The biggest waterpark at the Palm.













The exclusive apartments in Atlantis on Palm.









The Mall of Emirates at Stop 19 was another attraction where Ski Dubai is. Ski Dubai is the biggest indoor skiing facility in the world. Walking around in Dubai Malls gave me a headache and tired legs. Fotunately (or unfortunately) the sales were over and the price have gone back to normal - so crazily pricey. I didn't have time to do the skiing that day but I returned to Mall Emirates for beginners lesson in skiing on 4 March. What an experience!!! Yeah, the boots are so heavy that I hardly could lift my feet to walk. The oldest and the slowest in the group of 7, my poor bums took a beating when I fell so many times. Abdul, the Moroccan ski instructor, gave me a special attention and jokingly told me, I fell because I forgot to say 'Allahu Akabar'. Behaving like a child, I screamed, laughed and giggled when I toppled over and patted my back when I was successful going down the gentle slope upright. It was a wonderful experience. Will I repeat this? No, Thank you. I think one attempt is enough. I am lucky I don't suffer from osteoporosis.

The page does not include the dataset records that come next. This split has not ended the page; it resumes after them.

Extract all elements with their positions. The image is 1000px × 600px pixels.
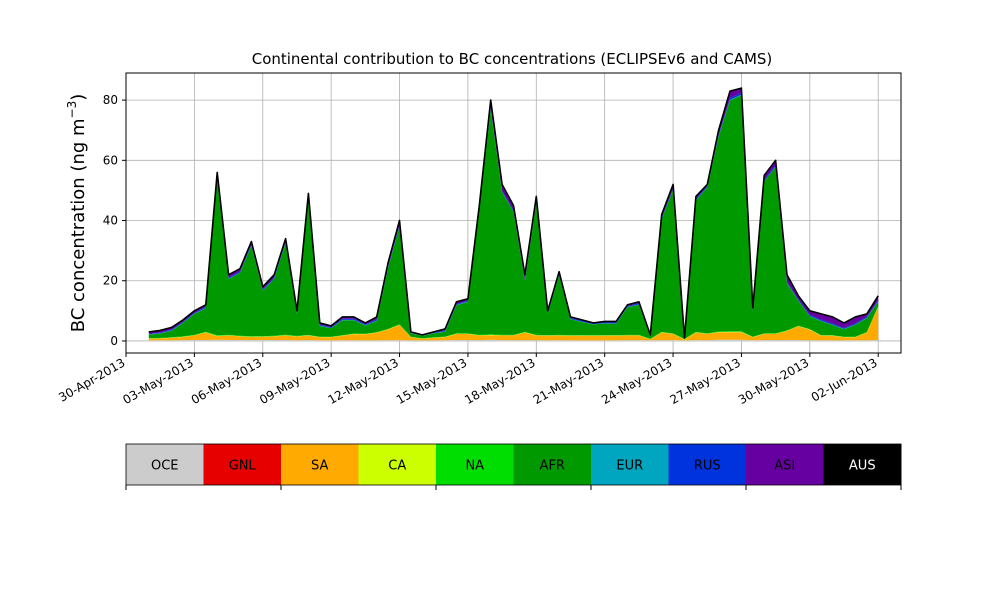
legend-swatch-aus	[823, 444, 902, 485]
legend-colorbar: OCE GNL SA CA NA AFR EUR RUS ASI AUS	[125, 443, 902, 490]
y-axis-label-main: BC concentration (ng m	[68, 118, 89, 332]
legend-label-asi: ASI	[774, 459, 795, 474]
legend-label-afr: AFR	[540, 459, 565, 474]
legend-swatch-sa	[281, 444, 359, 485]
legend-label-gnl: GNL	[229, 459, 257, 474]
legend-swatch-afr	[513, 444, 592, 485]
legend-swatch-oce	[126, 444, 204, 485]
y-axis-label-close: )	[68, 94, 89, 101]
legend-swatch-ca	[358, 444, 437, 485]
y-axis-label: BC concentration (ng m−3)	[65, 94, 89, 333]
area-oce	[148, 339, 879, 341]
area-sa	[148, 306, 879, 341]
legend-label-eur: EUR	[616, 459, 643, 474]
legend-frame	[125, 443, 902, 486]
y-tick-label: 20	[103, 274, 118, 288]
total-outline	[148, 87, 879, 339]
legend-swatch-asi	[746, 444, 824, 485]
legend-swatch-gnl	[203, 444, 282, 485]
legend-label-aus: AUS	[849, 459, 876, 474]
legend-label-oce: OCE	[151, 459, 179, 474]
y-tick-label: 0	[110, 334, 118, 348]
legend-label-na: NA	[465, 459, 484, 474]
legend-swatch-eur	[591, 444, 669, 485]
legend-swatch-na	[436, 444, 514, 485]
y-axis-ticks: 0 20 40 60 80	[103, 93, 126, 348]
stacked-areas	[148, 88, 879, 341]
legend-label-sa: SA	[311, 459, 328, 474]
chart-title: Continental contribution to BC concentra…	[252, 50, 773, 68]
y-tick-label: 60	[103, 153, 118, 167]
y-tick-label: 80	[103, 93, 118, 107]
total-line	[148, 87, 879, 339]
y-tick-label: 40	[103, 214, 118, 228]
legend-label-ca: CA	[388, 459, 406, 474]
legend-label-rus: RUS	[694, 459, 721, 474]
legend-swatch-rus	[668, 444, 747, 485]
y-axis-label-superscript: −3	[65, 101, 79, 119]
area-afr	[148, 95, 879, 339]
plot-frame	[125, 72, 902, 354]
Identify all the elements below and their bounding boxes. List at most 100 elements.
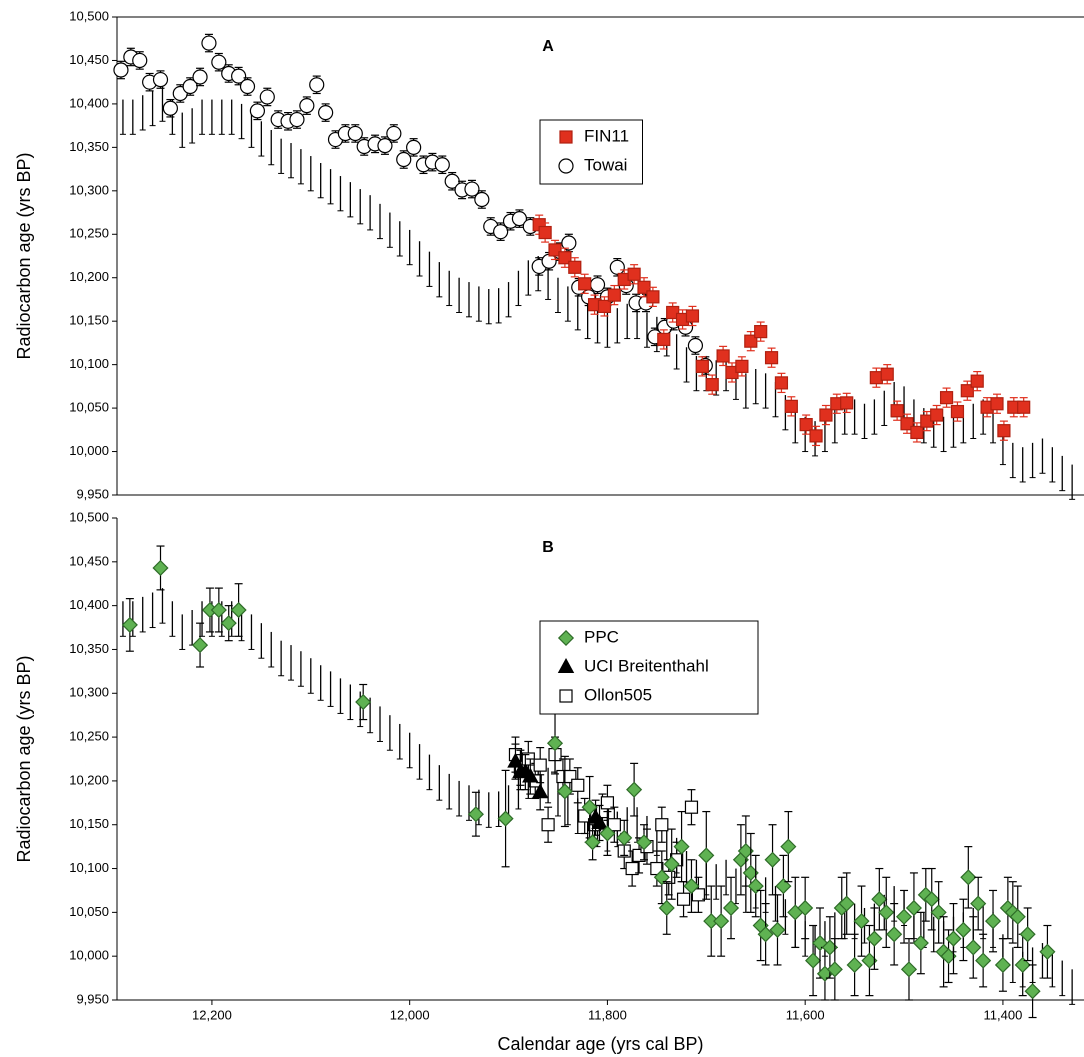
marker — [684, 800, 699, 814]
y-tick-label: 10,300 — [69, 685, 109, 700]
y-tick-label: 10,400 — [69, 597, 109, 612]
marker — [121, 616, 138, 633]
panel: 9,950 10,000 10,050 10,100 10,150 10,200 10,25… — [14, 509, 1084, 1054]
series — [113, 33, 713, 375]
y-tick-label: 10,500 — [69, 8, 109, 23]
marker — [809, 429, 823, 443]
y-tick-label: 10,500 — [69, 509, 109, 524]
y-tick-label: 10,000 — [69, 948, 109, 963]
y-tick-label: 10,200 — [69, 772, 109, 787]
y-tick-label: 10,350 — [69, 139, 109, 154]
marker — [705, 378, 719, 392]
marker — [289, 111, 305, 128]
marker — [900, 417, 914, 431]
marker — [912, 934, 929, 952]
x-axis-label: Calendar age (yrs cal BP) — [497, 1034, 703, 1054]
y-tick-label: 10,100 — [69, 860, 109, 875]
legend-label: UCI Breitenthahl — [584, 656, 709, 675]
marker — [698, 847, 715, 864]
marker — [984, 913, 1002, 930]
marker — [769, 921, 786, 938]
marker — [377, 138, 393, 154]
marker — [655, 818, 669, 832]
y-tick-label: 10,150 — [69, 816, 109, 831]
legend-box — [539, 620, 759, 715]
legend-label: FIN11 — [584, 126, 629, 145]
marker — [722, 899, 740, 917]
marker — [886, 926, 903, 943]
marker — [666, 305, 680, 320]
marker — [211, 54, 227, 70]
marker — [900, 961, 918, 978]
marker — [625, 861, 639, 876]
marker — [774, 376, 789, 390]
y-tick-label: 10,350 — [69, 641, 109, 656]
y-tick-label: 10,450 — [69, 553, 109, 568]
marker — [754, 325, 768, 339]
marker — [600, 796, 615, 810]
marker — [780, 838, 797, 855]
marker — [182, 78, 198, 95]
marker — [635, 834, 653, 851]
marker — [152, 71, 169, 88]
marker — [871, 891, 888, 908]
marker — [497, 810, 514, 827]
marker — [997, 424, 1011, 438]
marker — [467, 806, 484, 823]
marker — [231, 68, 247, 84]
marker — [616, 829, 633, 846]
marker — [220, 615, 237, 632]
marker — [784, 399, 798, 413]
marker — [685, 309, 700, 323]
marker — [673, 838, 690, 855]
marker — [990, 397, 1004, 411]
marker — [541, 818, 555, 832]
marker — [930, 904, 947, 921]
series — [532, 214, 1031, 447]
marker — [695, 359, 709, 373]
marker — [561, 235, 577, 251]
marker — [548, 243, 562, 257]
marker — [797, 899, 814, 917]
marker — [945, 930, 962, 947]
marker — [406, 139, 422, 155]
marker — [239, 78, 256, 95]
marker — [318, 104, 334, 121]
marker — [826, 961, 843, 978]
marker — [201, 35, 217, 51]
y-tick-label: 10,400 — [69, 95, 109, 110]
x-tick-label: 12,200 — [192, 1007, 232, 1022]
marker — [657, 332, 671, 347]
panel: 9,950 10,000 10,050 10,100 10,150 10,200 10,25… — [14, 8, 1084, 501]
marker — [658, 899, 675, 917]
y-tick-label: 10,100 — [69, 356, 109, 371]
marker — [930, 408, 944, 422]
marker — [192, 69, 208, 85]
marker — [556, 783, 573, 800]
marker — [434, 157, 450, 173]
marker — [676, 892, 691, 906]
marker — [607, 818, 621, 832]
marker — [905, 899, 922, 917]
marker — [607, 288, 621, 302]
marker — [626, 781, 643, 798]
marker — [994, 956, 1011, 973]
marker — [840, 396, 854, 410]
marker — [923, 891, 940, 908]
marker — [546, 735, 564, 752]
y-axis-label: Radiocarbon age (yrs BP) — [14, 655, 34, 862]
y-tick-label: 10,200 — [69, 269, 109, 284]
marker — [581, 799, 598, 816]
marker — [386, 125, 402, 142]
marker — [687, 337, 704, 354]
marker — [764, 851, 781, 868]
y-tick-label: 10,250 — [69, 226, 109, 241]
y-axis-label: Radiocarbon age (yrs BP) — [14, 152, 34, 359]
marker — [866, 930, 883, 947]
marker — [1014, 956, 1031, 973]
series — [121, 545, 1056, 1019]
marker — [890, 404, 904, 418]
legend-label: Towai — [584, 155, 627, 174]
marker — [646, 290, 660, 304]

At Stop 20, the Dubai Mall. It will take a day or two see all the shops in the mall. The biggest mall in the world, that's where I found Olympic skating rink, huge aquarium for public to see and a cascading waterfall. At night, there is the water fountain show that's so bewitching.
By the time I wanted to leave Dubai Mall, I have more than enough of Dubai for the day. It was already late and Maz was calling me wondering where her mother was.









The high artificial waterfall cascading down into a pool below with diving figures to depict reality. So fascinating.











Burj Dubai, one of the tallest towers in the world, pushing our Petronas Twin Towers behind. Taken at Dubai Mall.












So, if you visit Dubai, one easy way to see the city is by Big Bus Tour. The buses are punctual, the drivers and the staff are helpful and they tried to make your visit memorable. Above all, it is one of the safest cities in the world. I felt comfortable walking around in Dubai alone.